Can Voluntary Standards Diversify the Financial Sector?

The banks might be upping their diversity game when it comes to tellers and branch managers, but financial executives are still mostly white and male. (Photo by Carlos Delgado, courtesy of Wikimedia Commons)

Diversity leaders better hope Wall Street feels like volunteering.

On June 10, the diversity and inclusion standards outlined in Section 342 of the Dodd Frank Act went into place at six federal agencies. Because the section includes no enforcement mechanism, the evaluation and reporting processes it calls for are interpreted as voluntary rather than mandatory.

The standards aim to set guidelines in four areas: commitment to diversity, employment practices, supplier diversity and practices to promote transparency. Offices of Women and Minority Inclusion also formed within the six agencies involved, including the Office of the Comptroller of the Currency, Board of Governors of the Federal Reserve System, Federal Deposit Insurance Corporation, National Credit Union Administration, Bureau of Consumer Financial Protection and the Securities and Exchange Commission.

The standards also affect the organizations they work with — in this case, the notoriously homogenous public financial sector’s employee base and suppliers.

Although banks have improved diversity in customer-facing employees, such as tellers and bank managers, their efforts lag at the top of the ladder, said Danielle Beavers, economic equality senior project manager at the Greenlining Institute, a research and policy organization.

“It’s so important to have diversity in decision-makers who are creating products, looking at policies and deciding where the organization is going to go as a whole,” she said.

As the United States becomes more diverse — the U.S. Census predicts that the majority of the U.S. population will be minorities by 2050 — financial organizations need to prepare to meet a diverse client base. To Beavers, leaving it up to the banks to decide if they want to participate won’t do enough to get them to recognize this fact.

“Having diverse practices and submitting that information has always been voluntary, and we’ve seen where that’s gotten us in a sector that’s still largely nondiverse,” she said, referring to how the Federal Reserve’s Office of Diversity and Inclusion reported in 2012 that only about 12 percent of economic industry executives are people of color.

But not everyone is skeptical at the voluntary approach. Brian Pedrow, partner at law firm Ballard Spahr, said organizations have started recognizing the affects diversity and inclusion have on innovation. More minority clients in the future also means more importance placed on seeing diverse leadership in the financial sector.

“When I’m asked by a client whether they should worry about this, I ask ‘Do you want to skip out on it when the rest of the industry doesn’t?’” Pedrow said. “‘We opted to ignore that’ won’t look good.”

A problem he does see, however, is in the way Section 342 encourages organizations to do self-assessments and submit the results yearly to the federal agencies. This could make public entities skittish because the reports could be made public knowledge through the Freedom of Information Act — a question not yet answered by the policy.
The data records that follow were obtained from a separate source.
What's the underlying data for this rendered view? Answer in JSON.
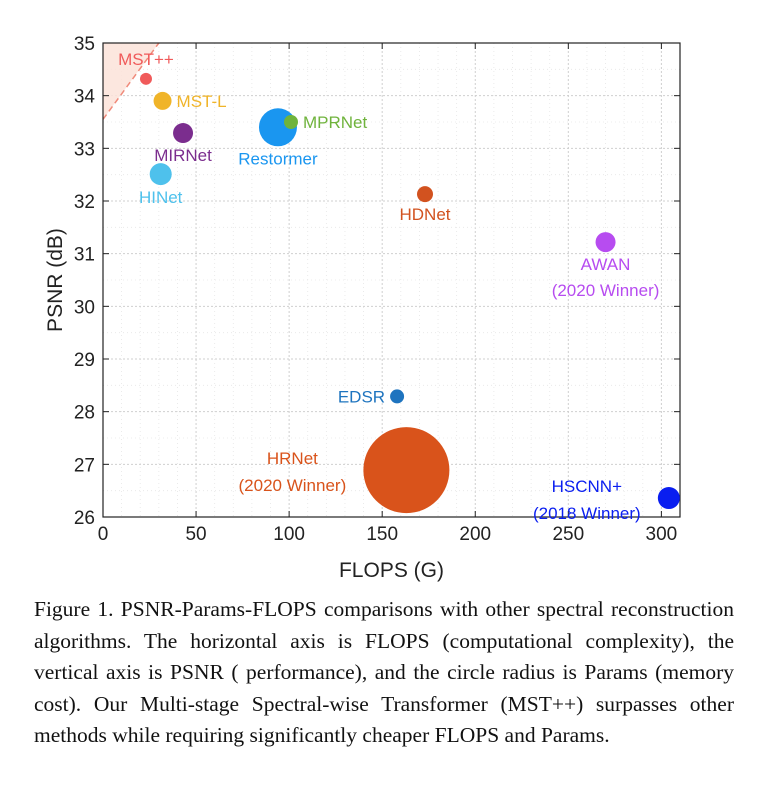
{
  "chart_data": {
    "type": "scatter",
    "xlabel": "FLOPS (G)",
    "ylabel": "PSNR (dB)",
    "xlim": [
      0,
      310
    ],
    "ylim": [
      26,
      35
    ],
    "xticks": [
      0,
      50,
      100,
      150,
      200,
      250,
      300
    ],
    "yticks": [
      26,
      27,
      28,
      29,
      30,
      31,
      32,
      33,
      34,
      35
    ],
    "grid": true,
    "grid_style": "dotted",
    "size_encodes": "Params (memory cost)",
    "highlight_region": {
      "color": "#fbe3d9",
      "border_color": "#f08a7a",
      "border_style": "dashed",
      "from": [
        0,
        33.55
      ],
      "to": [
        30,
        35
      ]
    },
    "points": [
      {
        "label": "MST++",
        "x": 23.1,
        "y": 34.32,
        "r": 6,
        "color": "#f05a5a",
        "label_pos": "above"
      },
      {
        "label": "MST-L",
        "x": 32,
        "y": 33.9,
        "r": 9,
        "color": "#f0b429",
        "label_pos": "right"
      },
      {
        "label": "MIRNet",
        "x": 43,
        "y": 33.29,
        "r": 10,
        "color": "#7b2d8e",
        "label_pos": "below"
      },
      {
        "label": "HINet",
        "x": 31,
        "y": 32.51,
        "r": 11,
        "color": "#4ec1ec",
        "label_pos": "below"
      },
      {
        "label": "MPRNet",
        "x": 101,
        "y": 33.5,
        "r": 7,
        "color": "#6fb33c",
        "label_pos": "right"
      },
      {
        "label": "Restormer",
        "x": 94,
        "y": 33.4,
        "r": 19,
        "color": "#1a96f0",
        "label_pos": "below"
      },
      {
        "label": "HDNet",
        "x": 173,
        "y": 32.13,
        "r": 8,
        "color": "#d2521f",
        "label_pos": "below"
      },
      {
        "label": "AWAN",
        "sublabel": "(2020 Winner)",
        "x": 270,
        "y": 31.22,
        "r": 10,
        "color": "#b74cf0",
        "label_pos": "below"
      },
      {
        "label": "EDSR",
        "x": 158,
        "y": 28.29,
        "r": 7,
        "color": "#1e74bf",
        "label_pos": "left"
      },
      {
        "label": "HRNet",
        "sublabel": "(2020 Winner)",
        "x": 163,
        "y": 26.89,
        "r": 43,
        "color": "#d9531b",
        "label_pos": "left"
      },
      {
        "label": "HSCNN+",
        "sublabel": "(2018 Winner)",
        "x": 304,
        "y": 26.36,
        "r": 11,
        "color": "#0a1ef0",
        "label_pos": "left"
      }
    ]
  },
  "caption": {
    "text": "Figure 1.  PSNR-Params-FLOPS comparisons with other spectral reconstruction algorithms.  The horizontal axis is FLOPS (computational complexity), the vertical axis is PSNR ( performance), and the circle radius is Params (memory cost). Our Multi-stage Spectral-wise Transformer (MST++) surpasses other methods while requiring significantly cheaper FLOPS and Params."
  }
}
Because many of these organizations are traded on the stock market, they could see not just their reputations but also their bottom line hurt by fully disclosed diversity numbers, which is a risk they won’t want to take.

All of these unanswered questions and frustrations with the standards link to the concept’s newness.

“Diversity and inclusion has typically not been legally mandated, so this is really brand new,” Pedrow said, adding that the few times it has been mandated has been through transaction reviews to approve media company mergers. “Dodd Frank is a major foray into it — the dipping of the toe into the water.”